How can we, as educators, train our students' minds to think? What is the mind to think? The mind to think is not a quick builder of better logic to convince others in a debate competition. It should not rely on logic. Logic should be a servant for the mind to think but not a master. How can we access the mind to think?


My current conclusion is exercising to bring back the physicality from symbols. Playing improvisation is the best strategy for this. Here is my example. I show or ask students to imagine a water bottle. Then, I will ask what else this can be used for.  The water bottle becomes a juice bottle, a flower bin or a bin for small stuff like beads or spices. Others may say a pillow, a water-floating device, a tire or a weapon. Some creative ones may say a knife or colourful mosaic materials after breaking it. Through this exercise, something represented by a symbol, a water bottle, gains physicality. The difference in size, colour or material emerges.  This exercise inspires various imaginations.  Interestingly, logic-dominated students struggle to come out of its functionality, such as holding liquid. 

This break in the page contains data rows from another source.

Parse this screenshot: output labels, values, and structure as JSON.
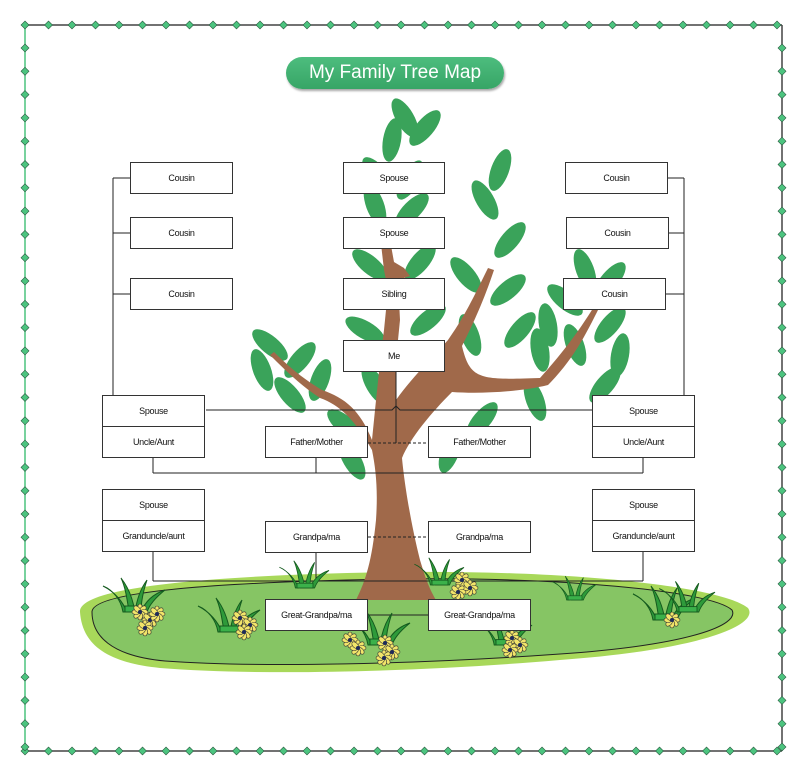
{
  "title": "My Family Tree Map",
  "colors": {
    "title_bg": "#3cb371",
    "border_green": "#4cc47f",
    "border_dark": "#444444",
    "leaf": "#3aa35a",
    "trunk": "#a0694a",
    "grass_light": "#a8d85a",
    "grass": "#86c564",
    "flower": "#f2e56a"
  },
  "members": {
    "cousin_l1": "Cousin",
    "cousin_l2": "Cousin",
    "cousin_l3": "Cousin",
    "spouse_c1": "Spouse",
    "spouse_c2": "Spouse",
    "sibling": "Sibling",
    "me": "Me",
    "cousin_r1": "Cousin",
    "cousin_r2": "Cousin",
    "cousin_r3": "Cousin",
    "spouse_ul": "Spouse",
    "uncle_aunt_l": "Uncle/Aunt",
    "father_mother_l": "Father/Mother",
    "father_mother_r": "Father/Mother",
    "spouse_ur": "Spouse",
    "uncle_aunt_r": "Uncle/Aunt",
    "spouse_gl": "Spouse",
    "granduncle_aunt_l": "Granduncle/aunt",
    "grandpa_ma_l": "Grandpa/ma",
    "grandpa_ma_r": "Grandpa/ma",
    "spouse_gr": "Spouse",
    "granduncle_aunt_r": "Granduncle/aunt",
    "great_grandpa_ma_l": "Great-Grandpa/ma",
    "great_grandpa_ma_r": "Great-Grandpa/ma"
  }
}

Another exercise I found helpful is a word association game. I start with a simple word like ‘white.’ Each student in a group (it should not be too big) speaks a word that comes to mind. We can set a rule as everyone finds a word associated with ‘white’ or finds a word associated with the word that the previous person picks, like ‘white’ – ‘snow’ – ‘ski’ -  ‘jump’ and so on.  In addition, what I found fun was constraining the word choice, such as nouns, verbs, or adjectives, right before someone picks a word. This prevents each person from preparing a word for their turn.


These exercises force everyone to imagine and expand the physicality of each symbol. Building a psychologically safe environment is essential for this approach to work well. Some smart students struggle a lot with this approach. They often freeze or stick to one particular pattern. Although stupidity and silliness are the key, they are afraid to share their vulnerability. However, repeating these exercises spontaneously with variations gradually changes them.

 

After that, I encourage them to treat scientific terminology similarly. For example, “Cell division is amazing; how does the cell know how to split into equally half?”, “How does a cell know where it is and what to do without eyes and ears?” “How does each protein find its binding partner?” or “How much is crowded with proteins in cytoplasm?” and so on.  Once we imagine the physicality of each scientific terminology, there should be many unanswered questions rather than memorizing as facts from textbooks.

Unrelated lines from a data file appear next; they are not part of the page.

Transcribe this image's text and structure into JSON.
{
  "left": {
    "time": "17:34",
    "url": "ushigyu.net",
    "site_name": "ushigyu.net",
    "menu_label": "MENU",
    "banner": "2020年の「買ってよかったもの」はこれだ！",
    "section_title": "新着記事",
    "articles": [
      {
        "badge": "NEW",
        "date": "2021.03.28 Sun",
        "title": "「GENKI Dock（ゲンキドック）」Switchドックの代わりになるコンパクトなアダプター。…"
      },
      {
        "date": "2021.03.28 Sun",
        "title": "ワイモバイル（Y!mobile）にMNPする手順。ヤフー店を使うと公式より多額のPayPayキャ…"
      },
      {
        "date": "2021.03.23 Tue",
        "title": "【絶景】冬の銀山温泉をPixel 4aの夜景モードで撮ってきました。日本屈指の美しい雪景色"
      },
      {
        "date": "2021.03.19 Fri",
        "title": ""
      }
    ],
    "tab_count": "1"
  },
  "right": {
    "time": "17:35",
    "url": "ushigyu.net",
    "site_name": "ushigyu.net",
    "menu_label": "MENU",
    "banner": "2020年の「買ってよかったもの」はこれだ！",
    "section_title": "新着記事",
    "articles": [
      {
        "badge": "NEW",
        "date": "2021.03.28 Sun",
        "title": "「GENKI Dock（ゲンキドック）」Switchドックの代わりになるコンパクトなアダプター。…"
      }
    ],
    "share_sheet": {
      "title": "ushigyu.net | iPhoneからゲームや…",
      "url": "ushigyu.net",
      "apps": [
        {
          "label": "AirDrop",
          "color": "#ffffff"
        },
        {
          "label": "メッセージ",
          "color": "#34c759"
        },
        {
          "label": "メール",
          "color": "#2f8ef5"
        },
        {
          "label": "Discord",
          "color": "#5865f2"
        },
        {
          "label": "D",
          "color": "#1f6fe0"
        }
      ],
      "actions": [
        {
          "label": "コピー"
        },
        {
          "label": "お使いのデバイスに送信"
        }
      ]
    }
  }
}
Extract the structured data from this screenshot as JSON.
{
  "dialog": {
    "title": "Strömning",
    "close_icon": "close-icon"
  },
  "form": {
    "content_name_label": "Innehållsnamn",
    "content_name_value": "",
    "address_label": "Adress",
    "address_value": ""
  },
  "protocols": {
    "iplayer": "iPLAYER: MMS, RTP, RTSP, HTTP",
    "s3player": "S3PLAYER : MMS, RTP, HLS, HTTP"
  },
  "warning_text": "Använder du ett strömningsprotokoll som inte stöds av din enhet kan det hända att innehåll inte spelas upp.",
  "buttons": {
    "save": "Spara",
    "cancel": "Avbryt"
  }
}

Logic and words are useful for mass education to teach common sense. However, this is not sufficient to nurture the mind to think. Training to reconstitute the physicality of each word is essential but completely missing in the current college education. Without practicing how to use knowledge, it is not useful to anyone but can sometimes be harmful to others.

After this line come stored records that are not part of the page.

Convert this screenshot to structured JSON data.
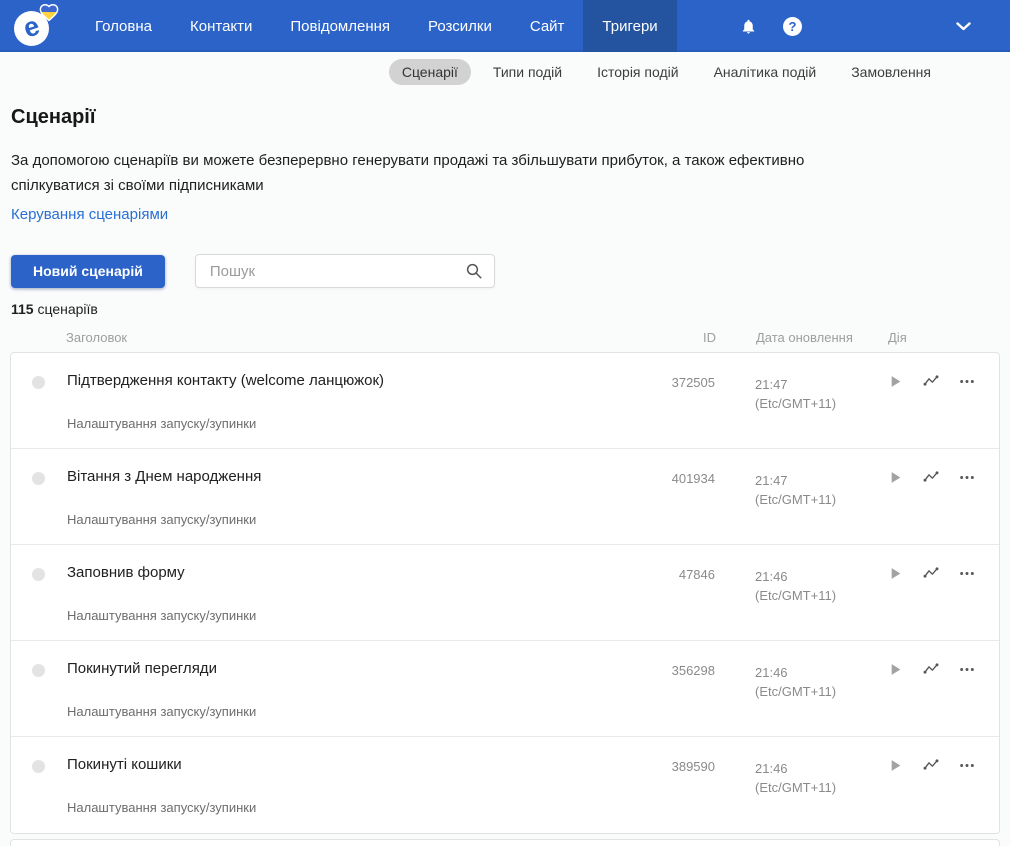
{
  "nav": {
    "items": [
      {
        "label": "Головна",
        "active": false
      },
      {
        "label": "Контакти",
        "active": false
      },
      {
        "label": "Повідомлення",
        "active": false
      },
      {
        "label": "Розсилки",
        "active": false
      },
      {
        "label": "Сайт",
        "active": false
      },
      {
        "label": "Тригери",
        "active": true
      }
    ],
    "logo_letter": "e",
    "help_glyph": "?"
  },
  "subnav": {
    "tabs": [
      {
        "label": "Сценарії",
        "active": true
      },
      {
        "label": "Типи подій",
        "active": false
      },
      {
        "label": "Історія подій",
        "active": false
      },
      {
        "label": "Аналітика подій",
        "active": false
      },
      {
        "label": "Замовлення",
        "active": false
      }
    ]
  },
  "page": {
    "title": "Сценарії",
    "description": "За допомогою сценаріїв ви можете безперервно генерувати продажі та збільшувати прибуток, а також ефективно спілкуватися зі своїми підписниками",
    "manage_link": "Керування сценаріями",
    "new_button": "Новий сценарій",
    "search_placeholder": "Пошук",
    "count_value": "115",
    "count_label": " сценаріїв"
  },
  "table": {
    "headers": {
      "title": "Заголовок",
      "id": "ID",
      "updated": "Дата оновлення",
      "action": "Дія"
    },
    "rows": [
      {
        "title": "Підтвердження контакту (welcome ланцюжок)",
        "id": "372505",
        "time": "21:47",
        "tz": "(Etc/GMT+11)",
        "subtext": "Налаштування запуску/зупинки"
      },
      {
        "title": "Вітання з Днем народження",
        "id": "401934",
        "time": "21:47",
        "tz": "(Etc/GMT+11)",
        "subtext": "Налаштування запуску/зупинки"
      },
      {
        "title": "Заповнив форму",
        "id": "47846",
        "time": "21:46",
        "tz": "(Etc/GMT+11)",
        "subtext": "Налаштування запуску/зупинки"
      },
      {
        "title": "Покинутий перегляди",
        "id": "356298",
        "time": "21:46",
        "tz": "(Etc/GMT+11)",
        "subtext": "Налаштування запуску/зупинки"
      },
      {
        "title": "Покинуті кошики",
        "id": "389590",
        "time": "21:46",
        "tz": "(Etc/GMT+11)",
        "subtext": "Налаштування запуску/зупинки"
      }
    ]
  },
  "colors": {
    "nav_bg": "#2b63c9",
    "nav_active": "#24539f",
    "accent": "#2b63c9",
    "link": "#2b6fd4",
    "tab_pill": "#d2d2d2",
    "heart_blue": "#3e68cf",
    "heart_yellow": "#ffd23e"
  }
}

It is essential to recognize and be aware of the physicality behind words. All tragedies in history ignored physicality and hid everything behind symbols like numbers and words.

 

“He who learns but does not think, is lost. He who thinks but does not learn is in great danger.” – Confucius

 

Languages gave us opportunities for sharing.  Opportunities for the imagination to reconstitute physicality in our mind. Thinking is reconstituting the physicality with imagination.